Il profilo più interessante di tale sentenza è rappresentato dal fatto che il Tribunale, tra le due soluzioni in astratto prospettate dalle parti in causa per ricondurre a liceità l’uso del tetto condominiale (ridurre i moduli fotovoltaici installati, in modo da consentire la realizzazione del numero massimo di impianti fotovoltaici a uso domestico concretamente realizzabili sul tetto, o, piuttosto, ridurre l’impianto fotovoltaico a una porzione di tetto corrispondente alla quota millesimale del condòmino), ha optato per la prima, osservando che è quella che meglio coniuga un uso efficiente del bene comune, senza pregiudicare inutilmente il condòmino che ha già installato l’impianto.

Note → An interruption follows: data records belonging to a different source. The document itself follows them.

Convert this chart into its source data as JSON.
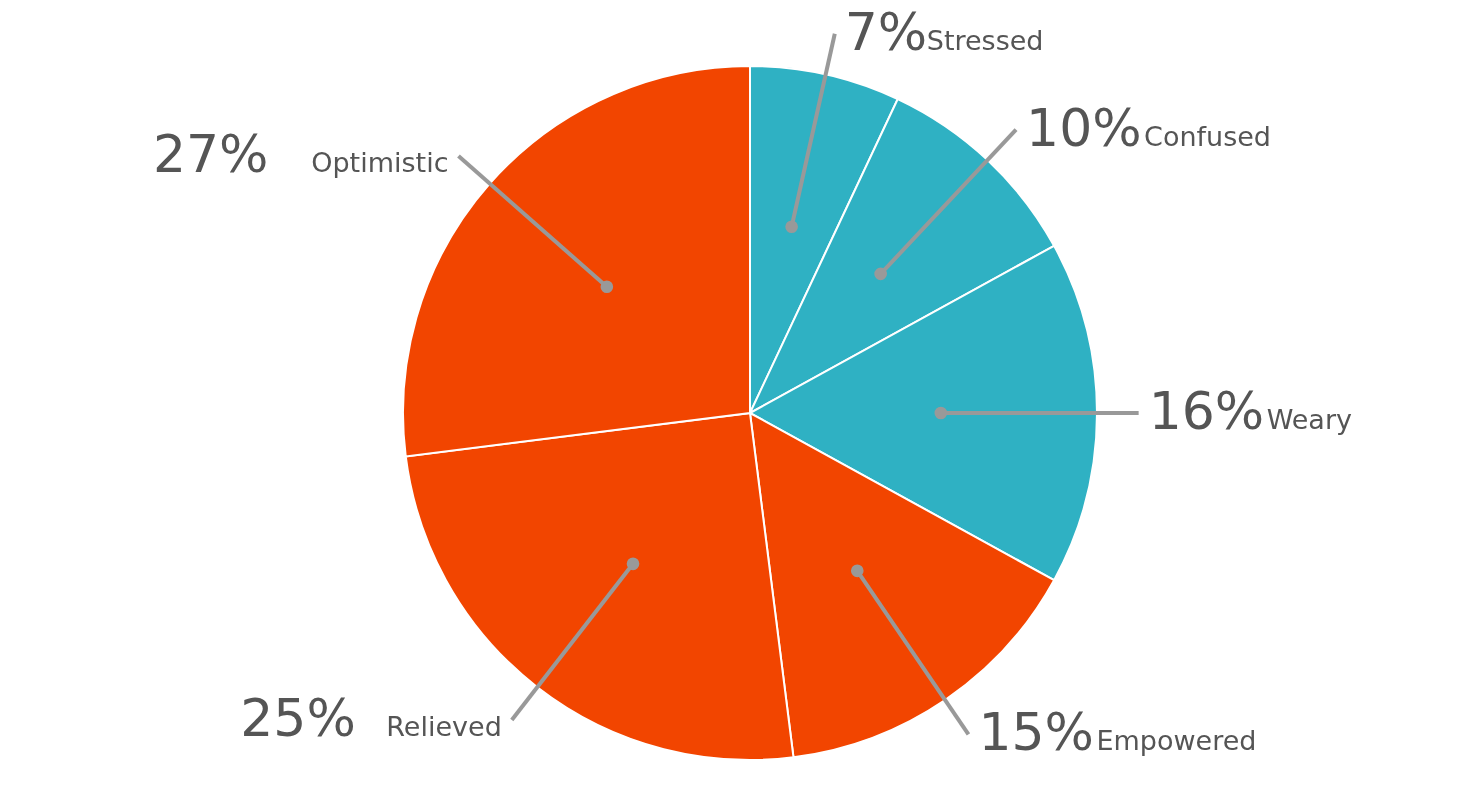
{
  "chart_data": {
    "type": "pie",
    "categories": [
      "Stressed",
      "Confused",
      "Weary",
      "Empowered",
      "Relieved",
      "Optimistic"
    ],
    "values": [
      7,
      10,
      16,
      15,
      25,
      27
    ],
    "value_labels": [
      "7%",
      "10%",
      "16%",
      "15%",
      "25%",
      "27%"
    ],
    "colors": [
      "#2fb1c3",
      "#2fb1c3",
      "#2fb1c3",
      "#f24500",
      "#f24500",
      "#f24500"
    ]
  }
}
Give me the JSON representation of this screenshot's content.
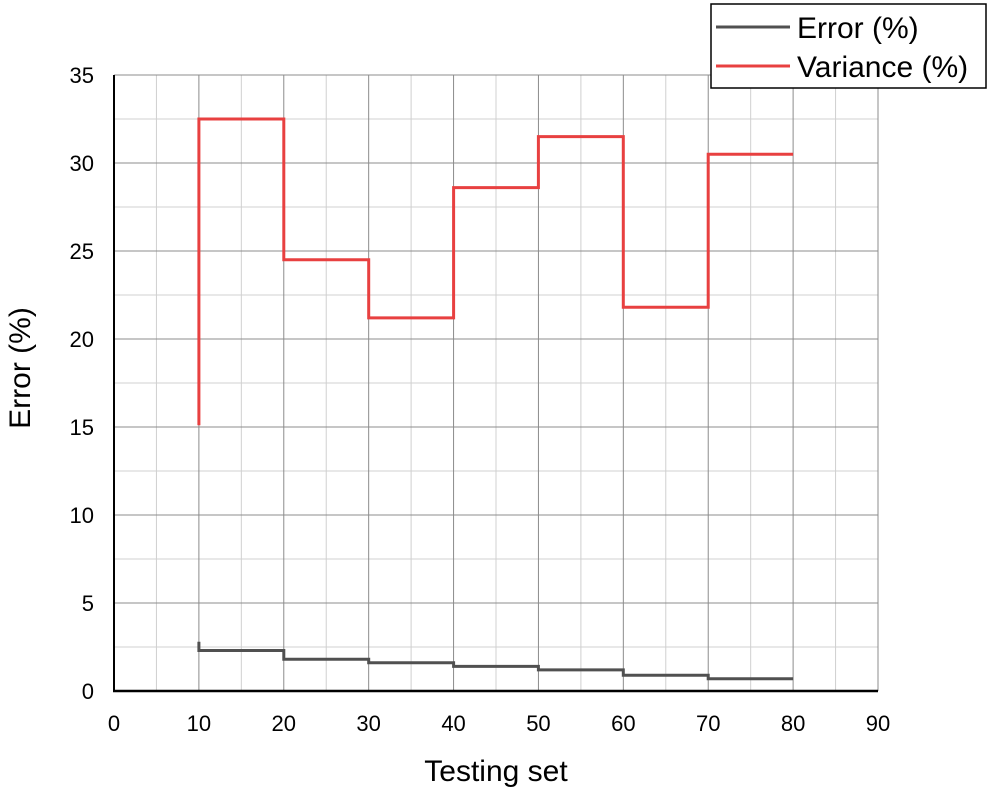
{
  "chart_data": {
    "type": "line",
    "step": true,
    "xlabel": "Testing set",
    "ylabel": "Error (%)",
    "xlim": [
      0,
      90
    ],
    "ylim": [
      0,
      35
    ],
    "x_ticks": [
      "0",
      "10",
      "20",
      "30",
      "40",
      "50",
      "60",
      "70",
      "80",
      "90"
    ],
    "y_ticks": [
      "0",
      "5",
      "10",
      "15",
      "20",
      "25",
      "30",
      "35"
    ],
    "x_tick_values": [
      0,
      10,
      20,
      30,
      40,
      50,
      60,
      70,
      80,
      90
    ],
    "y_tick_values": [
      0,
      5,
      10,
      15,
      20,
      25,
      30,
      35
    ],
    "grid": true,
    "legend_position": "top-right",
    "series": [
      {
        "name": "Error (%)",
        "color": "#505050",
        "points": [
          [
            10,
            2.8
          ],
          [
            10,
            2.3
          ],
          [
            20,
            2.3
          ],
          [
            20,
            1.8
          ],
          [
            30,
            1.8
          ],
          [
            30,
            1.6
          ],
          [
            40,
            1.6
          ],
          [
            40,
            1.4
          ],
          [
            50,
            1.4
          ],
          [
            50,
            1.2
          ],
          [
            60,
            1.2
          ],
          [
            60,
            0.9
          ],
          [
            70,
            0.9
          ],
          [
            70,
            0.7
          ],
          [
            80,
            0.7
          ]
        ]
      },
      {
        "name": "Variance (%)",
        "color": "#e84040",
        "points": [
          [
            10,
            15.1
          ],
          [
            10,
            32.5
          ],
          [
            20,
            32.5
          ],
          [
            20,
            24.5
          ],
          [
            30,
            24.5
          ],
          [
            30,
            21.2
          ],
          [
            40,
            21.2
          ],
          [
            40,
            28.6
          ],
          [
            50,
            28.6
          ],
          [
            50,
            31.5
          ],
          [
            60,
            31.5
          ],
          [
            60,
            21.8
          ],
          [
            70,
            21.8
          ],
          [
            70,
            30.5
          ],
          [
            80,
            30.5
          ]
        ]
      }
    ]
  }
}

La seconda soluzione, invece, non solo contrasterebbe con l’interpretazione consolidata dell’art.1102 c.c. secondo cui il bene comune può essere usato dal singolo comunista anche in maniera più intensa rispetto all’uso astrattamente riconducibile alla sua quota ma impedirebbe anche, di fatto, ai singoli condòmini, di trarre dal bene comune stesso determinate utilità (infatti, in casi del genere, la riduzione dei pannelli fotovoltaici a una superficie di tetto corrispondente alla quota millesimale dei singoli comproprietari comporterebbe inevitabilmente la realizzazione di impianti sottodimensionati per il normale uso domestico, dunque del tutto inutili).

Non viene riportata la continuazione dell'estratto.